O seu sucesso prova que estão certos, eles não precisam de um programa coerente; tudo o que precisam de fazer é inundar a arena política e a Internet com o seu lixo racista e misantrópico para danificar permanentemente toda a cultura política. Sua única contra-oferta: eles substituem o espírito pela vulgaridade e a empatia por motivos básicos.
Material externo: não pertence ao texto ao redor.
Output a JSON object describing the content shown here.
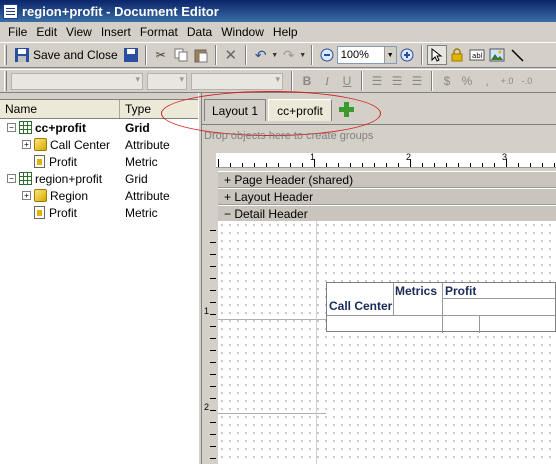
{
  "window": {
    "title": "region+profit - Document Editor"
  },
  "menu": [
    "File",
    "Edit",
    "View",
    "Insert",
    "Format",
    "Data",
    "Window",
    "Help"
  ],
  "toolbar": {
    "save_label": "Save and Close",
    "zoom_value": "100%"
  },
  "format_toolbar": {
    "bold": "B",
    "italic": "I",
    "underline": "U",
    "currency": "$",
    "percent": "%",
    "comma": ",",
    "inc_decimals": "+.0",
    "dec_decimals": "-.0"
  },
  "tree": {
    "headers": {
      "name": "Name",
      "type": "Type"
    },
    "rows": [
      {
        "label": "cc+profit",
        "type": "Grid",
        "level": 0,
        "bold": true,
        "icon": "grid-icon",
        "expander": "−"
      },
      {
        "label": "Call Center",
        "type": "Attribute",
        "level": 1,
        "bold": false,
        "icon": "attribute-icon",
        "expander": "+"
      },
      {
        "label": "Profit",
        "type": "Metric",
        "level": 1,
        "bold": false,
        "icon": "metric-icon",
        "expander": ""
      },
      {
        "label": "region+profit",
        "type": "Grid",
        "level": 0,
        "bold": false,
        "icon": "grid-icon",
        "expander": "−"
      },
      {
        "label": "Region",
        "type": "Attribute",
        "level": 1,
        "bold": false,
        "icon": "attribute-icon",
        "expander": "+"
      },
      {
        "label": "Profit",
        "type": "Metric",
        "level": 1,
        "bold": false,
        "icon": "metric-icon",
        "expander": ""
      }
    ]
  },
  "tabs": [
    {
      "label": "Layout 1",
      "active": false
    },
    {
      "label": "cc+profit",
      "active": true
    }
  ],
  "drop_hint": "Drop objects here to create groups",
  "ruler": {
    "h_labels": [
      "1",
      "2",
      "3"
    ],
    "v_labels": [
      "1",
      "2"
    ]
  },
  "sections": [
    "+ Page Header (shared)",
    "+ Layout Header",
    "− Detail Header"
  ],
  "grid_object": {
    "metrics": "Metrics",
    "profit": "Profit",
    "call_center": "Call Center"
  },
  "colors": {
    "title_bar": "#0a246a",
    "annotation": "#d02020",
    "add_tab": "#3c9a2c"
  }
}
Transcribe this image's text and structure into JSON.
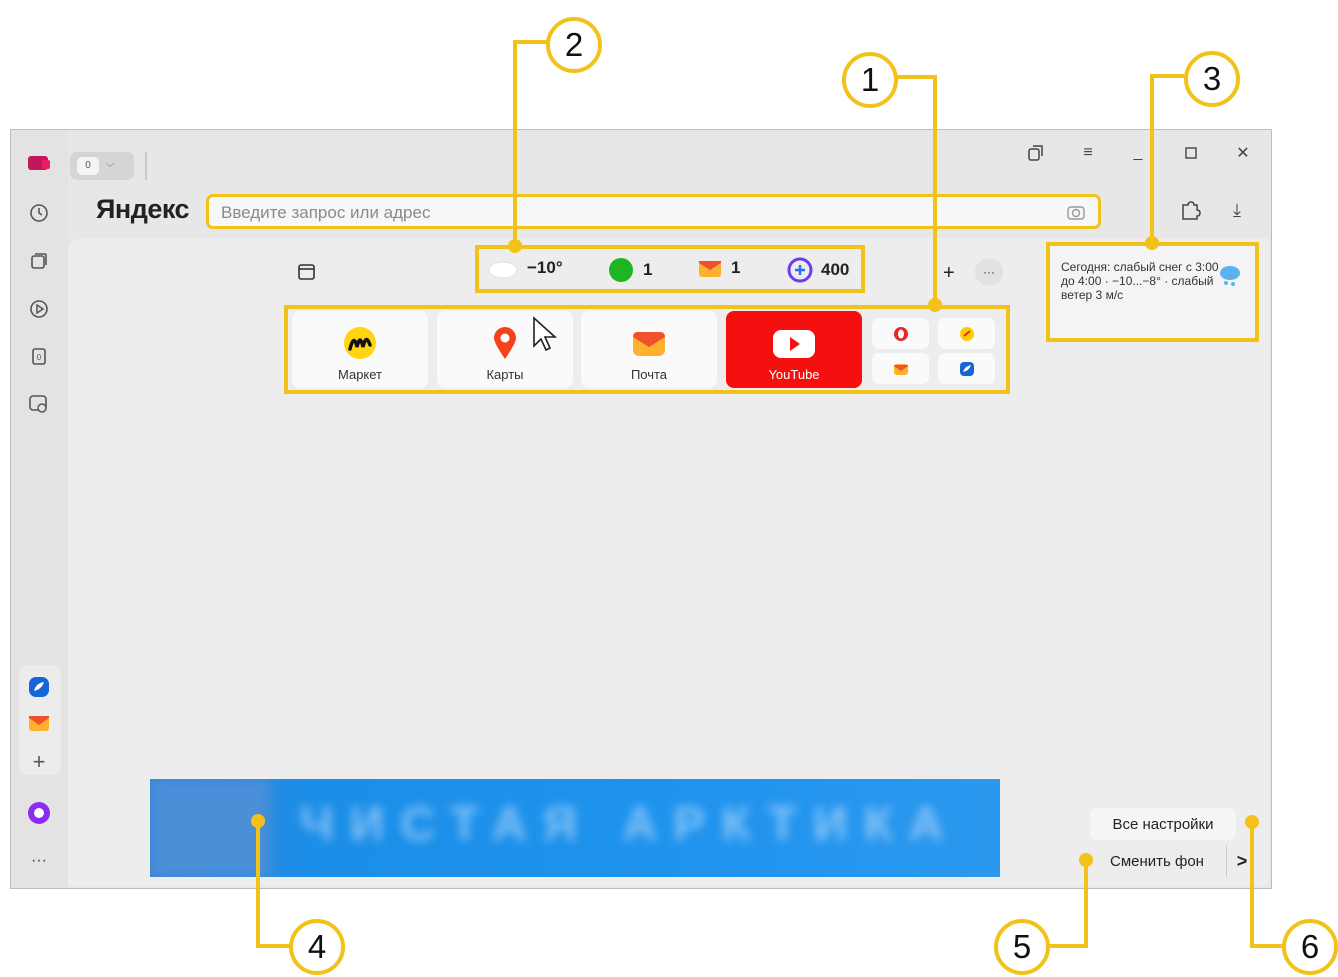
{
  "browser": {
    "logo": "Яндекс",
    "tab_counter": "0",
    "address_placeholder": "Введите запрос или адрес"
  },
  "informers": {
    "weather_temp": "−10°",
    "green_count": "1",
    "mail_count": "1",
    "plus_points": "400"
  },
  "tiles": [
    {
      "label": "Маркет"
    },
    {
      "label": "Карты"
    },
    {
      "label": "Почта"
    },
    {
      "label": "YouTube"
    }
  ],
  "weather_popup": {
    "text": "Сегодня: слабый снег с 3:00 до 4:00 · −10...−8° · слабый ветер 3 м/с"
  },
  "banner": {
    "text": "ЧИСТАЯ АРКТИКА"
  },
  "buttons": {
    "all_settings": "Все настройки",
    "change_background": "Сменить фон",
    "arrow": ">",
    "add": "+",
    "more": "···"
  },
  "callouts": [
    "1",
    "2",
    "3",
    "4",
    "5",
    "6"
  ],
  "colors": {
    "accent": "#f2c21a",
    "youtube_red": "#f50f0f",
    "alice_purple": "#8b2cf5"
  }
}
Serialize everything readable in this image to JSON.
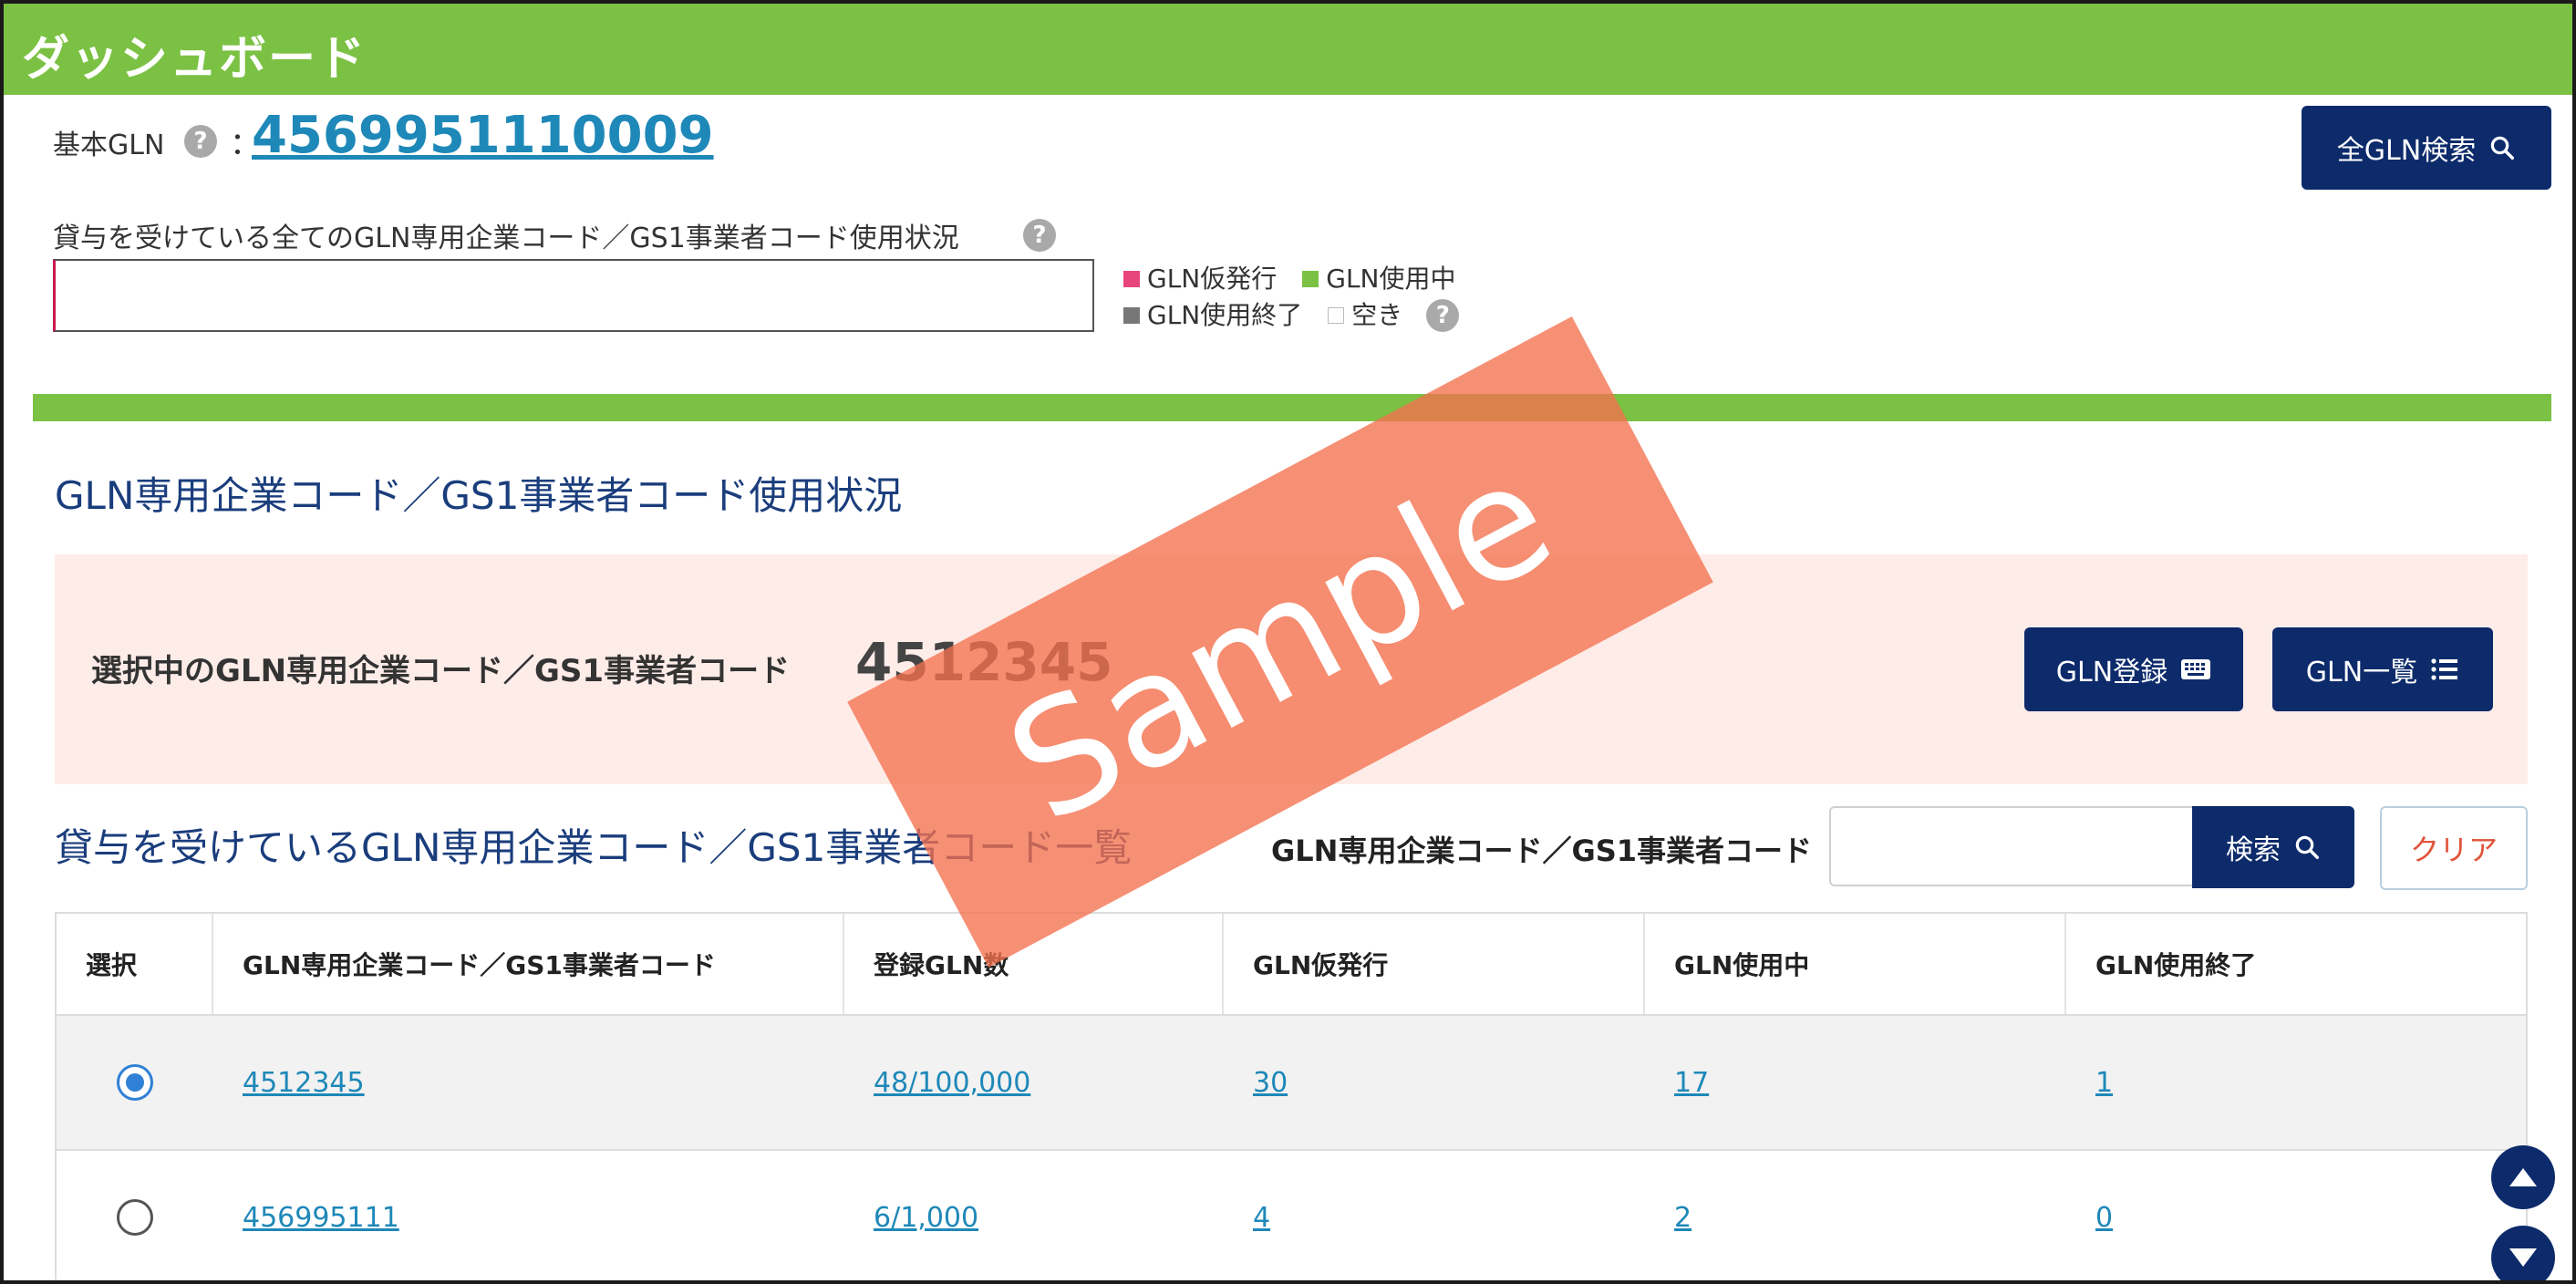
{
  "header": {
    "title": "ダッシュボード"
  },
  "base_gln": {
    "label": "基本GLN",
    "colon": "：",
    "value": "4569951110009",
    "help_glyph": "?"
  },
  "buttons": {
    "all_gln_search": "全GLN検索",
    "gln_register": "GLN登録",
    "gln_list": "GLN一覧",
    "search": "検索",
    "clear": "クリア"
  },
  "usage": {
    "label": "貸与を受けている全てのGLN専用企業コード／GS1事業者コード使用状況"
  },
  "legend": [
    {
      "label": "GLN仮発行",
      "color": "#e8457c"
    },
    {
      "label": "GLN使用中",
      "color": "#7bc143"
    },
    {
      "label": "GLN使用終了",
      "color": "#777777"
    },
    {
      "label": "空き",
      "color": "#ffffff"
    }
  ],
  "section": {
    "title": "GLN専用企業コード／GS1事業者コード使用状況"
  },
  "selected": {
    "label": "選択中のGLN専用企業コード／GS1事業者コード",
    "code": "4512345"
  },
  "list": {
    "title": "貸与を受けているGLN専用企業コード／GS1事業者コード一覧",
    "filter_label": "GLN専用企業コード／GS1事業者コード",
    "filter_value": ""
  },
  "table": {
    "headers": [
      "選択",
      "GLN専用企業コード／GS1事業者コード",
      "登録GLN数",
      "GLN仮発行",
      "GLN使用中",
      "GLN使用終了"
    ],
    "rows": [
      {
        "selected": true,
        "code": "4512345",
        "registered": "48/100,000",
        "provisional": "30",
        "in_use": "17",
        "ended": "1"
      },
      {
        "selected": false,
        "code": "456995111",
        "registered": "6/1,000",
        "provisional": "4",
        "in_use": "2",
        "ended": "0"
      }
    ]
  },
  "watermark": {
    "text": "Sample"
  },
  "colors": {
    "brand_green": "#7bc143",
    "navy": "#0d2b6b",
    "link": "#1e88b8",
    "panel_pink": "#fdece8",
    "stamp": "#f3714e"
  },
  "icons": {
    "search": "search-icon",
    "keyboard": "keyboard-icon",
    "list": "list-icon",
    "scroll_up": "arrow-up-icon",
    "scroll_down": "arrow-down-icon",
    "help": "help-icon"
  }
}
As fronteiras entre a verdade e as mentiras deveriam confundir-se de forma irreconhecível, a “transformação completa da cultura em estilingues” (Franz Neumann) culmina em última análise num niilismo que já não se esquiva das rupturas na civilização e dos excessos de violência. O passado alemão e as fantasias de deportação mencionadas acima enviam lembranças.
Até agora, tudo mal. O problema muito maior, porém, é que a situação climática global joga a favor dos demagogos populistas, não apenas do campo fascista, como é bem sabido, não apenas na Alemanha. A relativa calma da segunda metade do século XX acabou; no século XXI, a modernidade regressou ao ritmo alucinante que tinha desde a Revolução Industrial.
É difícil ter confiança no futuro
Um mundo em rede, altamente complexo, que está a mudar a um ritmo rápido e cujas ligações mesmo os observadores profissionais dificilmente conseguem compreender totalmente, torna difícil ter confiança no futuro, e a dimensão apocalíptica da crise climática global obscurece ainda mais as perspetivas. Além disso, a escala planetária dos problemas também exige soluções planetárias, não apenas no que diz respeito ao clima.
No mundo globalmente interligado, as pessoas do Sul Global não só conhecem a devastação do passado colonial, mas também sobre as dependências económicas resultantes que ainda existem hoje e as condições de vida muito melhores nos países do Norte. As pessoas ali suspeitam que as coisas não vão continuar assim para sempre, embora sem tirar as conclusões necessárias.
Sem excepção, todos os partidos prometem constantemente “preservar a prosperidade”, por vezes enfeitados com uma ênfase barata na mudança, por vezes com um flagrante chauvinismo da prosperidade. Raramente alguém se atreve a descrever na íntegra a extensão das mudanças, as que estão a ocorrer e as que estão por vir – e aqueles que ousam arriscar a sua sobrevivência política. O ódio dos Verdes, que pode ser observado especialmente online, mostra isso mesmo.
Neste momento de crise existencial, fascistas como Höcke e Trump apelam ao declínio de que tão urgentemente necessitam para a sua existência política. O facto de as negociações democráticas serem muitas vezes tediosas e estressantes serve como prova da sua corrupção fundamental. Afirmam falar em nome de uma maioria silenciosa, em nome do “povo”, mas o seu verdadeiro objectivo é uma derrubada autoritária, uma revolta sombria contra uma modernidade dilacerada.
Os medos têm que ser traduzidos
Eles não têm ideia de um futuro de sucesso e não fazem promessas. Em vez disso, libertam ressentimentos enfadonhos sob a protecção de uma massa desinibida. “Vocês não são nada, o seu povo é tudo”, foi o que disseram os nazis, e “terror vindo de baixo” foi como o chamou o antifascista italiano Ignazio Silone.
As muitas manifestações e debates que estão agora a ter lugar são, obviamente, bem-vindos e necessários. Mas eles não chegarão à raiz do problema. O chauvinismo da prosperidade e os negócios normais não são uma opção. É necessária uma narrativa que traduza os medos sobre o futuro em desafios que precisam ser superados. Contudo, enquanto não existirem ideias poderosas de um futuro planetário bem-sucedido, o perigo fascista continuará a crescer.